Though Osama Bin Laden and Al Qaeda have yet to be credited with overthrowing an Arab regime, the spark provided by Bouazizi has already led to the downfall of American-backed tyrants in Tunisia and Egypt, and continues to threaten other despots in Libya, Yemen, Syria and Bahrain.

Ironically, most of the leaders overthrown or desperately trying to hang on to power had declared themselves implacable enemies of al Qaeda. Yet, again, it was not bin Laden, but Bouazizi, who turned out to be a far greater menace.

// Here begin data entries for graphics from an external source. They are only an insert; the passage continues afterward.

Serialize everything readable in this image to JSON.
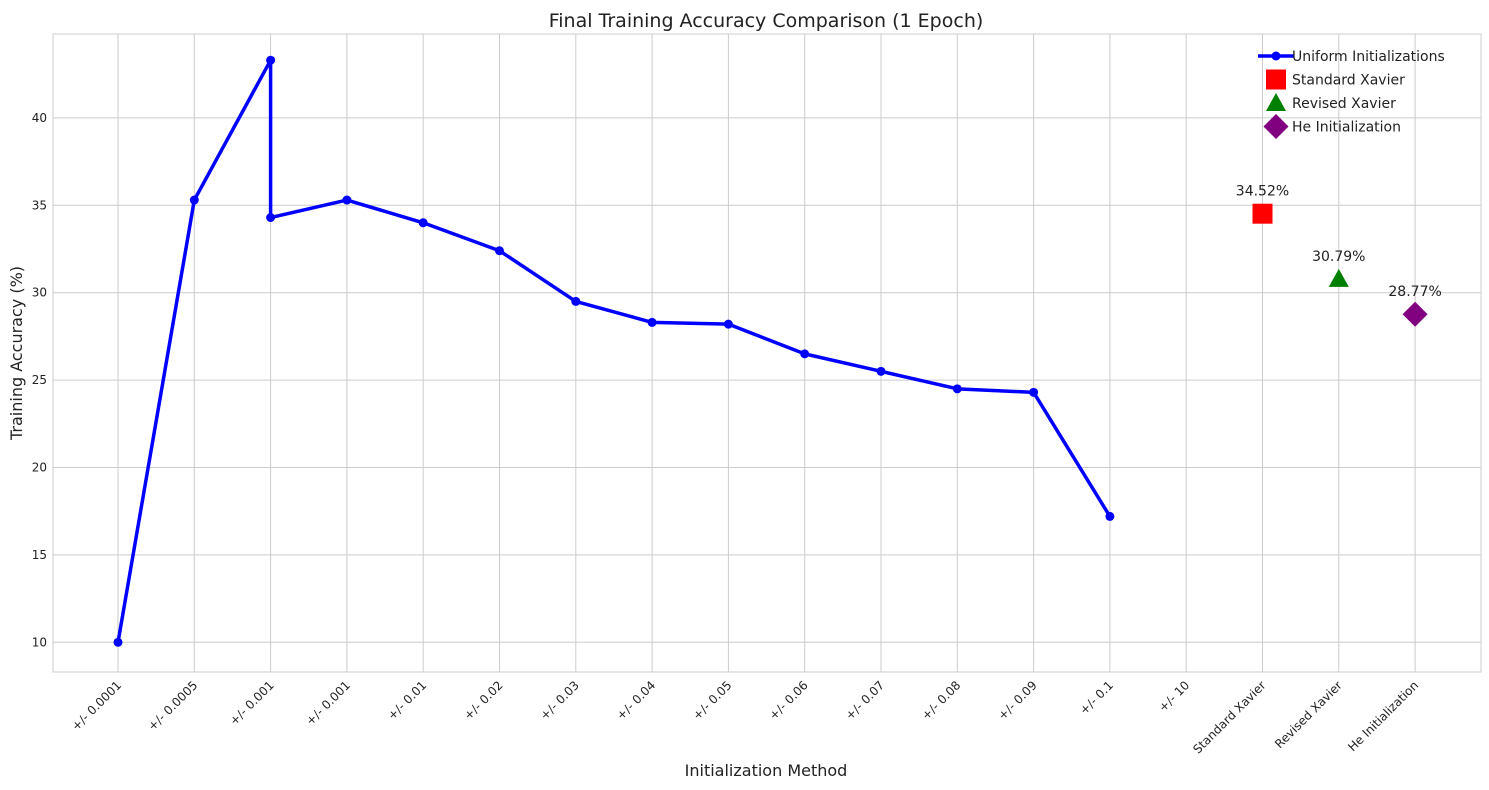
{
  "chart_data": {
    "type": "line",
    "title": "Final Training Accuracy Comparison (1 Epoch)",
    "xlabel": "Initialization Method",
    "ylabel": "Training Accuracy (%)",
    "categories": [
      "+/- 0.0001",
      "+/- 0.0005",
      "+/- 0.001",
      "+/- 0.001",
      "+/- 0.01",
      "+/- 0.02",
      "+/- 0.03",
      "+/- 0.04",
      "+/- 0.05",
      "+/- 0.06",
      "+/- 0.07",
      "+/- 0.08",
      "+/- 0.09",
      "+/- 0.1",
      "+/- 10",
      "Standard Xavier",
      "Revised Xavier",
      "He Initialization"
    ],
    "ylim": [
      8.3,
      44.8
    ],
    "yticks": [
      10,
      15,
      20,
      25,
      30,
      35,
      40
    ],
    "grid": true,
    "legend_position": "top-right",
    "series": [
      {
        "name": "Uniform Initializations",
        "color": "#0000ff",
        "marker": "circle",
        "points": [
          {
            "x": 0,
            "y": 10.0
          },
          {
            "x": 1,
            "y": 35.3
          },
          {
            "x": 2,
            "y": 43.3
          },
          {
            "x": 2,
            "y": 34.3
          },
          {
            "x": 3,
            "y": 35.3
          },
          {
            "x": 4,
            "y": 34.0
          },
          {
            "x": 5,
            "y": 32.4
          },
          {
            "x": 6,
            "y": 29.5
          },
          {
            "x": 7,
            "y": 28.3
          },
          {
            "x": 8,
            "y": 28.2
          },
          {
            "x": 9,
            "y": 26.5
          },
          {
            "x": 10,
            "y": 25.5
          },
          {
            "x": 11,
            "y": 24.5
          },
          {
            "x": 12,
            "y": 24.3
          },
          {
            "x": 13,
            "y": 17.2
          }
        ]
      },
      {
        "name": "Standard Xavier",
        "color": "#ff0000",
        "marker": "square",
        "points": [
          {
            "x": 15,
            "y": 34.52
          }
        ],
        "label": "34.52%"
      },
      {
        "name": "Revised Xavier",
        "color": "#008000",
        "marker": "triangle",
        "points": [
          {
            "x": 16,
            "y": 30.79
          }
        ],
        "label": "30.79%"
      },
      {
        "name": "He Initialization",
        "color": "#800080",
        "marker": "diamond",
        "points": [
          {
            "x": 17,
            "y": 28.77
          }
        ],
        "label": "28.77%"
      }
    ]
  }
}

Precisely for that reason, it is Bouazizi's Arab Spring, not sophisticated U.S. killer teams, that most threaten al Qaeda and its allies. By demonstrating that secular uprisings can succeed in toppling the aged, crusty tyrannies, young Arabs across the region have -- so far -- undercut the appeal of the Islamic radicals.

So far, because despite the early successes in Tunisia and Egypt, the future of the Arab Spring is far from clear. The current process will take decades to play out. The political and economic establishments have been decapitated in Egypt and Tunisia, but not decimated. In the rest of the region, though seriously shaken, the old order still reigns supreme.

The same corrupt Saudi regime that fueled bin Laden's outrage is still in power, still backed by the United States. Indeed, they have been doing their utmost to tamp the spreading revolt, spending millions to bribe Yemen's tribal leaders, dispatching their troops to Bahrain to help crush the uprising of the Shiite majority in that country.

Indeed, that brutal repression may radicalize thousands of young Shiites, generating hosts of new recruits for al Qaeda or other extremists Islamic groups -- even as the corpse of Osama bin Laden lies somewhere at the bottom of the sea.